Overall, legislation must be tailor-made to each country's capacity for implementation and enforcement. This is not to say that legislation should never bring change. That is of course the point of reform – to introduce new management concepts and practices as a way of filling gaps or aligning national legislation with international standards and obligations. When the capacity to implement change is small, the law can introduce change incrementally, and be reviewed in time as capacity increases. Thus, where certain wildlife management goals are beyond immediate reach, it may be useful to treat legislation as preliminary and include steps to prepare the system for further reform.

Finally, in light of the chronic lack or delayed enactment of implementing

regulations in many countries in the world, drafters need also to consider

carefully the essential provisions to be included in the law and how much should be left to subsidiary legislation (rules, decrees, bylaws, regulations, etc.). If possible, the law should be operational on its own, despite any delays of developing and adopting implementing regulations. To this end, the law should spell out the rights and obligations it creates (or rather powers and

responsibilities, when public authorities are concerned), and the basic objectives and principles for the processes to implement them. This should not result in an overly detailed law, but rather clarify the mandate for, and facilitate enactment of subsidiary legislation. The law should generally leave technical specifications to subsidiary legislation.

Box 2-4: Legal options for avoiding legislative overreaching

x Use "trigger" provisions if certain regulatory goals are not immediately achievable.
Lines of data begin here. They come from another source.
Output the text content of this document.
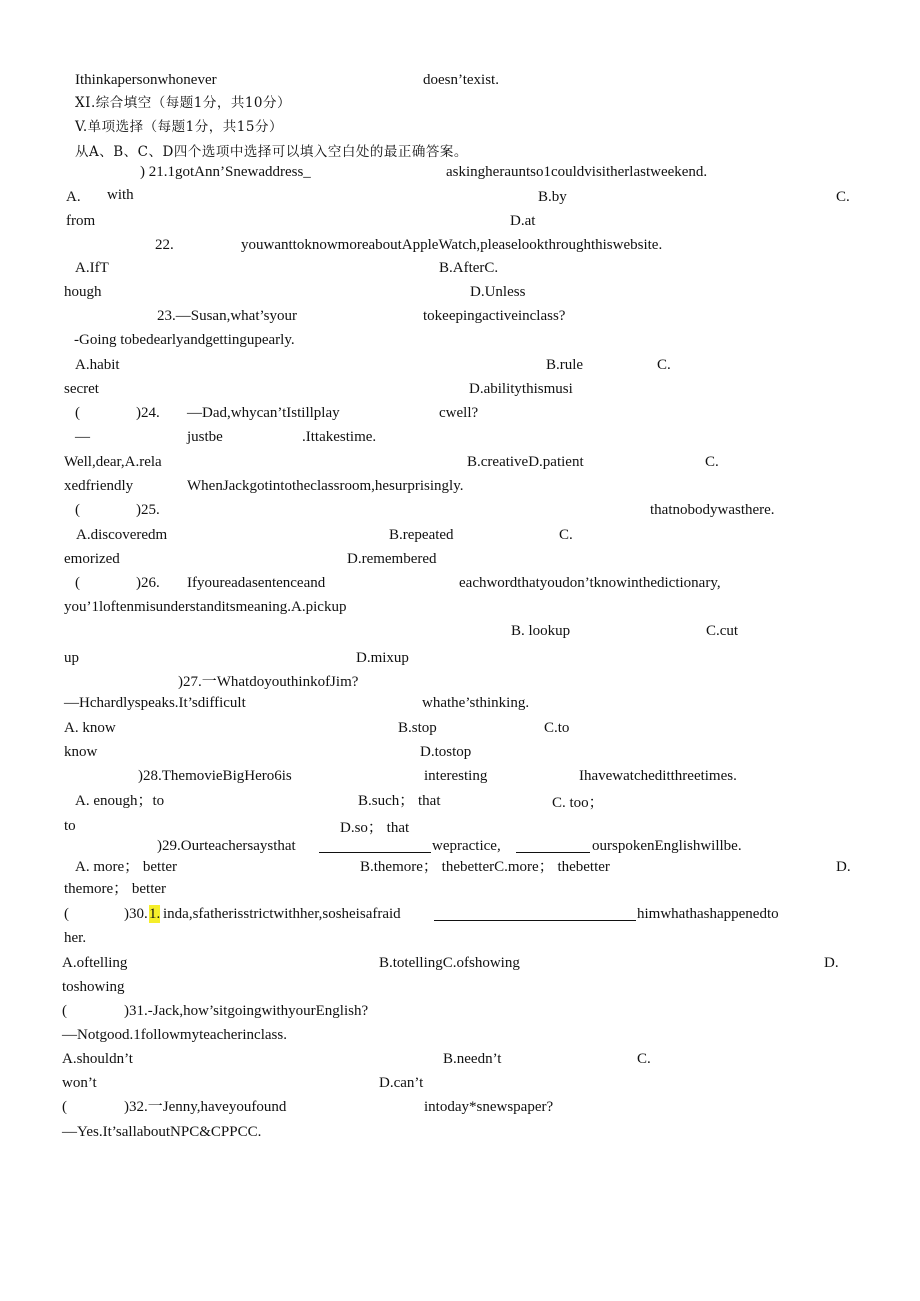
Ithinkapersonwhonever	doesn’texist.
XI.综合填空（每题1分，共10分）
V.单项选择（每题1分，共15分）
从A、B、C、D四个选项中选择可以填入空白处的最正确答案。
) 21.1gotAnn’Snewaddress_	askingherauntso1couldvisitherlastweekend.
A. with	B.by	C.
from	D.at
22.	youwanttoknowmoreaboutAppleWatch,pleaselookthroughthiswebsite.
A.IfT	B.AfterC.
hough	D.Unless
23.—Susan,what’syour	tokeepingactiveinclass?
-Going tobedearlyandgettingupearly.
A.habit	B.rule	C.
secret	D.abilitythismusi
(	)24. —Dad,whycan’tIstillplay	cwell?
—	justbe	.Ittakestime.
Well,dear,A.rela	B.creativeD.patient	C.
xedfriendly	WhenJackgotintotheclassroom,hesurprisingly.
(	)25.	thatnobodywasthere.
A.discoveredm	B.repeated	C.
emorized	D.remembered
(	)26. Ifyoureadasentenceand	eachwordthatyoudon’tknowinthedictionary,
you’1loftenmisunderstanditsmeaning.A.pickup
B. lookup	C.cut
up	D.mixup
)27.一WhatdoyouthinkofJim?
—Hchardlyspeaks.It’sdifficult	whathe’sthinking.
A. know	B.stop	C.to
know	D.tostop
)28.ThemovieBigHero6is	interesting	Ihavewatcheditthreetimes.
A. enough；to	B.such； that	C. too；
to	D.so； that
)29.Ourteachersaysthat	wepractice,	ourspokenEnglishwillbe.
A. more； better	B.themore； thebetterC.more； thebetter	D.
themore； better
(	)30. 1. inda,sfatherisstrictwithher,sosheisafraid	himwhathashappenedto
her.
A.oftelling	B.totellingC.ofshowing	D.
toshowing
(	)31.-Jack,how’sitgoingwithyourEnglish?
—Notgood.1followmyteacherinclass.
A.shouldn’t	B.needn’t	C.
won’t	D.can’t
(	)32.一Jenny,haveyoufound	intoday*snewspaper?
—Yes.It’sallaboutNPC&CPPCC.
For example, if community management of a trophy hunting concession is the desired goal, it may be useful to establish a legal requirement that trophy hunting will only be allowed where:

o scientific evidence demonstrates that a viable wildlife population exists to support such hunting; and

o the community has initiated specific management activities and entered into an agreement for collaborative management with the appropriate agency;

x use a "phase-in" approach if certain regulatory goals are not immediately achievable, through recourse to "grace periods" (whereby existing practices may continue for a specified period of time before some other requirement must be fulfilled). This allows for the gradual implementation of the law in a manner more likely to receive compliance than an immediate obligation that neither government agencies, nor local communities are prepared to assume. Thus the law, for instance, may state: o that hunting in a given area may continue for a period of three years

from the date the law becomes effective, after which a management plan covering the area and targeted wildlife must be in place;

o that areas failing to meet the requirement will have hunting rights terminated until the requirement is fulfilled;

x use pilot experiences to test new legal approaches within a restricted geographical area. In light of lessons learnt, national legislators may decide to opt for new legal tools that meet local circumstances and capacities;

x spell out in the main piece of legislation, at a minimum, the rights and obligations the law creates, and the basic objectives and principles for the processes to implement it, thus clarifying the mandate for, and facilitate enactment of subsidiary legislation. Leave technical specifications to subsidiary legislation.